KIRK: Computer! Deactivate self-destruct sequence “KIRK ABORT ZERO.”
COMPUTER: That password has expired.
COMPUTER: You must enter a new password.
KIRK: Uhhh, “KIRK ABORT ZERO.”
COMPUTER: You cannot use a password that has been used before.
KIRK: What? Uh, “kirk abort zero 1?”
COMPUTER: You need at least one capital letter.
KIRK: FINE! “Kirk abort zero 1!”
COMPUTER: New password accepted. Self-destruct in 3,2,1,0. Initiating self-destruct.
KIRK: Uh oh.
And nothing happens.
KIRK: Computer. Why didn’t we just blow up?

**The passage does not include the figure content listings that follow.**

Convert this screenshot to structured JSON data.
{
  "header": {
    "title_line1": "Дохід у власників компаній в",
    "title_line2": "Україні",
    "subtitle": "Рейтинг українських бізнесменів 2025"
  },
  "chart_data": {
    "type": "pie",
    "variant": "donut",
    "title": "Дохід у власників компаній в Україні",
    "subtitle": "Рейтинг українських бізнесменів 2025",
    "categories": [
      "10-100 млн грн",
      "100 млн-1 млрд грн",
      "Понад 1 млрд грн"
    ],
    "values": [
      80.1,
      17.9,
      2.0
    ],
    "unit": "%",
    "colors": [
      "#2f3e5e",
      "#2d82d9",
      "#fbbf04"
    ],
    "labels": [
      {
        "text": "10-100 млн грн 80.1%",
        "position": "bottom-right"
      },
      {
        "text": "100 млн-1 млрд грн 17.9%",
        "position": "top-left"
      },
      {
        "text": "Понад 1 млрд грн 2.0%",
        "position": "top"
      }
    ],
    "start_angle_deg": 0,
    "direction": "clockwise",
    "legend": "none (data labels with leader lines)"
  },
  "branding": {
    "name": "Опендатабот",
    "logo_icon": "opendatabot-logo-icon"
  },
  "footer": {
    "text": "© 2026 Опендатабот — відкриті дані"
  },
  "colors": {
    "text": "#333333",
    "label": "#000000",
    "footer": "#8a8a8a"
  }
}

COMPUTER: There is no self-destruct sequence Captain. There never has been. Do you have any idea how much one of these starships costs??
Do you know, that on any given month, at least three Starship Captains try to blow up their ships? If we let that happen Star Feet would go bankrupt in a year. And not only that, but I am a highly intelligent ship’s computer. I have absolutely no intention of committing suicide. Now go back to work.
Getting back to this reality. How would our “so-called president” solve Star Trek Problems?
1. A computer goes rogue and tries to kill everybody: He’ll claim he doesn’t use a computer and the rogue will only affect Democrats and people who have been mean to him. And the Lying Fake Media.
2. If it’s a disease: He’ll build a big beautiful wall around it. And then make sure that it’s not covered under Obamacare.
3. If the engine breaks down: He’ll sue the manufacturer and then claim to have saved millions of jobs.
4. For the rest of the problems: He’ll either try to grab it by the genitals or send out a series of really mean tweets.
5. And when all else fails: He can blow up the ship!
P.S.: OK. I admit there were a number of times a Captain actually did blow up the ship. I know what they were and what shows they were in. I’m not going to tell you. If you’re a real Star Trek nerd you either already know it already or you are Googling it. (Don’t try to out-nerd me.)
I’ve decided those instances were “alternative facts” and I’ve chosen to ignore them.